Pagi hari,Mia membuka kedua matanya.Dia merasakan sakit luar biasa di bagian inti tubuhnya.Pergulatan yang terjadi semalam benar benar luar biasa,tidak hanya menguras air mata Mia tapi juga keringat dan tenaga.
Mia menoleh kesamping,dia mendapati seorang pria tampan disisinya sedang menatapnya dengan tatapan tajam.Mia langsung menggelinding kebawah ranjang dan bersembunyi dibawah selimut tebal.
"Siapa kamu?"Tanya Martin.
"Aku Mia,teman Ellen."Jawab Mia lirih.
"kemana Ellen pergi?"Tanya Martin lagi.
"Aku tidak tau,"sahut Mia singkat.
"Bohong,kamu kan temanya.Masa kamu bisa tidak tau kemana dia pergi?"Martin sedikit meninggikan suaranya untuk membuat Mia takut.

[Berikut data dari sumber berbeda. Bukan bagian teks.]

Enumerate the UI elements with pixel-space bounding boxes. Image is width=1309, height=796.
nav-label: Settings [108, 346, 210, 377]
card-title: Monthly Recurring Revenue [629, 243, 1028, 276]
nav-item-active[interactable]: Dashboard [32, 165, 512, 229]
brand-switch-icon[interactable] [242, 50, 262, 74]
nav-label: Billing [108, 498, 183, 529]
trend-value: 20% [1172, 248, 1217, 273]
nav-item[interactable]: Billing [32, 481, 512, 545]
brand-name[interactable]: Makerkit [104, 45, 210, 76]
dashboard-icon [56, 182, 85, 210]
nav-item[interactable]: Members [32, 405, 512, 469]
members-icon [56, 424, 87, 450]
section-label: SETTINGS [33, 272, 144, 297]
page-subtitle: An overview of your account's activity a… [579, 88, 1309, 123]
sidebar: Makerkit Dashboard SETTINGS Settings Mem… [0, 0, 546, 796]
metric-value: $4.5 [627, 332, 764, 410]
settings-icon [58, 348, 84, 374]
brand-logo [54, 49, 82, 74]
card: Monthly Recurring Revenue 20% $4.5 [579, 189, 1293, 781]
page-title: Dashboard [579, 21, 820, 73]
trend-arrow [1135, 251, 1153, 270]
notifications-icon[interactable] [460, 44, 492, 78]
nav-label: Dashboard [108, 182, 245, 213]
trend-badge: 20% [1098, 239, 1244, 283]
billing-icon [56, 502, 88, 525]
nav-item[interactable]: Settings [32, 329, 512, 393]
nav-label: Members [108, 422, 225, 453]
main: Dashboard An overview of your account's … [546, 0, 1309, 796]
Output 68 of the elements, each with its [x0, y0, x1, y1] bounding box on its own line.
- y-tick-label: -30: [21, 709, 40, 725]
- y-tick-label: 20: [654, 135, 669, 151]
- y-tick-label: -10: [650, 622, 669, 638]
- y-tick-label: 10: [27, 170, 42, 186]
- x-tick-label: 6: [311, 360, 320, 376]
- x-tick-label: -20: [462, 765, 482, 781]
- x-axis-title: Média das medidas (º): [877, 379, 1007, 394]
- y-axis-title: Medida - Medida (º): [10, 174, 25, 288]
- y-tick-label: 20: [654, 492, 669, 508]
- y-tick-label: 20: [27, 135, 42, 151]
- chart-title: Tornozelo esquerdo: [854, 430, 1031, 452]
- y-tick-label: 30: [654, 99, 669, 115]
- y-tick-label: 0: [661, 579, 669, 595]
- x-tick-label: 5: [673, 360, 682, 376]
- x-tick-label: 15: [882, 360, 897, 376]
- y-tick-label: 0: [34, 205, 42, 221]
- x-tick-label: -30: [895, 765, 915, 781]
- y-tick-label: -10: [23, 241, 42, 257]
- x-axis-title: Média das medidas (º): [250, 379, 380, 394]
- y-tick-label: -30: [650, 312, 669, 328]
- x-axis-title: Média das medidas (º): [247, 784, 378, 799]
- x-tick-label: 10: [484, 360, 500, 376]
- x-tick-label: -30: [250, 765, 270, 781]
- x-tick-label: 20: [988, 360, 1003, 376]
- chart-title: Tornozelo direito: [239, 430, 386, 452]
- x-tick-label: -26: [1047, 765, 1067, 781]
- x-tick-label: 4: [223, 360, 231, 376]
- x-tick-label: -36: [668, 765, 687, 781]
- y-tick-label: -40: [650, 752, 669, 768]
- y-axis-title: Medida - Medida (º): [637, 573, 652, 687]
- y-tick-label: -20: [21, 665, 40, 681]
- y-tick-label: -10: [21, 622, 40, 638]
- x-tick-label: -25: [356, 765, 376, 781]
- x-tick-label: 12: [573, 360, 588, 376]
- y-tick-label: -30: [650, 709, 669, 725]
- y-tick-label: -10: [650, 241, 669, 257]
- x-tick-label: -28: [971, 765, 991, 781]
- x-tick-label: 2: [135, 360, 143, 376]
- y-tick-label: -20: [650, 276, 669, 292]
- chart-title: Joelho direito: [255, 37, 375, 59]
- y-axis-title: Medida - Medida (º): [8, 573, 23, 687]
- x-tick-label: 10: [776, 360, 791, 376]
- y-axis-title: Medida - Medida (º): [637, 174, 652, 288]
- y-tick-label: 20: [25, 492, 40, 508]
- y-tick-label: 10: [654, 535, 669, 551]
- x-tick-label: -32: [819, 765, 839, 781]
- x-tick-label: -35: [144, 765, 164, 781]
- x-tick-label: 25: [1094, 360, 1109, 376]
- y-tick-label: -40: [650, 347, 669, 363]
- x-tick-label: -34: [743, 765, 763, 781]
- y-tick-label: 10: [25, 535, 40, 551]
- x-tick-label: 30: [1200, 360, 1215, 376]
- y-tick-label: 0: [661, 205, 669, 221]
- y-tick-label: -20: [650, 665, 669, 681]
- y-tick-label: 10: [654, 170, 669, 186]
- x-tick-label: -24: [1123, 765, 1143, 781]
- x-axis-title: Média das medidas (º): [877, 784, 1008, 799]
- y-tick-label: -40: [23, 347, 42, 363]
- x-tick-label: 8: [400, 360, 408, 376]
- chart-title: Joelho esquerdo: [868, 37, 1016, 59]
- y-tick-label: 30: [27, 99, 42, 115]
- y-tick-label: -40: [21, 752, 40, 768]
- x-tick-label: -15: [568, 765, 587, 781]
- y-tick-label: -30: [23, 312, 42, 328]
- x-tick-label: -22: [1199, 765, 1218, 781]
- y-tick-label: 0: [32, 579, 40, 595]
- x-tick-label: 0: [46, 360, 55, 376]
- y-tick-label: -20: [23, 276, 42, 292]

"Tolong jangan marah padaku Tuan,aku sendiri juga ditipu olehnya."Mia mencoba meyakinkan pria itu kalau dia benar benar tidak tau keberadaan Ellen saat ini.
Mia bisa saja memberitahu Martin jika Ellen kabur ke negara tetangga.Tapi Mia akan rugi dua kali jika Martin sampai bisa menemukan Ellen.Dia tidak hanya akan kehilangan kesuciannya,tapi juga uang seratus juta pemberian Ellen.
Harga diri Mia memang sudah hancur,tapi hidupnya tidak boleh hancur ditangan rentenir.Mia tidak boleh menyalahkan siapapun atas semua yang terjadi padanya.Dia lah yang memutuskan untuk menerima tawaran Ellen,dia juga harus mau menanggung konsekuensinya.
"Tolong ijinkan aku pergi Tuan,"Mia memelas.Berharap Martin mau membiarkan dia pergi begitu saja setelah kasus penipuan yang dilakukanya.
"Kamu pikir aku akan mengijinkan barang yang sudah aku beli dengan harga tinggi begitu saja?Konyol sekali!"Martin menyeringai.
"Barang yang sudah anda beli?Apa maksud Tuan?"Mia memasang wajah bingung.
"Aku membeli Ellen dengan harga tinggi dari kedua orangtuanya,tidak disangka barang yang aku dapat malah jauh lebih bagus dan berkualitas."Wajah Martin terlihat sangat bahagia seolah baru saja menang undian lotre.
"Aku bukan barang Tuan,aku seorang wanita,"Mia marah.Dia merasa tersinggung dengan kata kata yang keluar dari mulut Martin.
"Wanita yang akan menjadi penghangat ranjangku.Mulai saat ini dan seterusnya,kamu adalah milikku seorang."Ucap Martin tegas.
*
*
*
Hidup Mia berubah drastis setelah Martin membawanya pulang kerumah.Martin memberinya kemewahan dan kemudahan dalam segala hal,tapi Mia tetap saja tidak bisa merasakan bahagia.Mungkin karena Mia merasa terpaksa menikahi pria itu,tanpa cinta dan tanpa rasa sayang sedikit pun.
Sehari dua kali,Martin mendatangi Mia dan meminta haknya sebagai seorang suami.Mia tidak boleh menolak,kalau dia berani menolak maka Martin akan memperlakukannya secara kasar dan brutal.
Pagi itu,Martin pergi ke kantor.Mia diam diam mencoba menghubungi Ellen melalui telfon rumah.
Tut...Tut...Tut..telfon itu tersambung.
"Hallo,"ucap Ellen.
"Ellen,ini aku Mia."Ucap Mia.
"Hai,apa kabar Mia,"sapa Ellen ramah.
"Jangan berpura pura tidak bersalah Ellen,kamu sudah menjebak aku,"Mia marah marah.
"Maaf Mia,aku terpaksa melakukan itu.Aku tidak mau Martin mengejar aku sampai keluar negri,"suara Ellen terdengar sangat menyesal.
"Teganya kamu menumbalkan temanmu sendiri,kamu benar benar..."Obrolan Mia terputus.Ellen menutup telfonya.
Mia membanting telfon rumah itu.Dia merasa kesal pada sikap Ellen sahabat dekatnya.Mungkin inilah takdir dari seorang Mia,dia harus rela menjadi teman tidur dari seorang CEO lumpuh.Seorang pria dingin,galak dan kasar.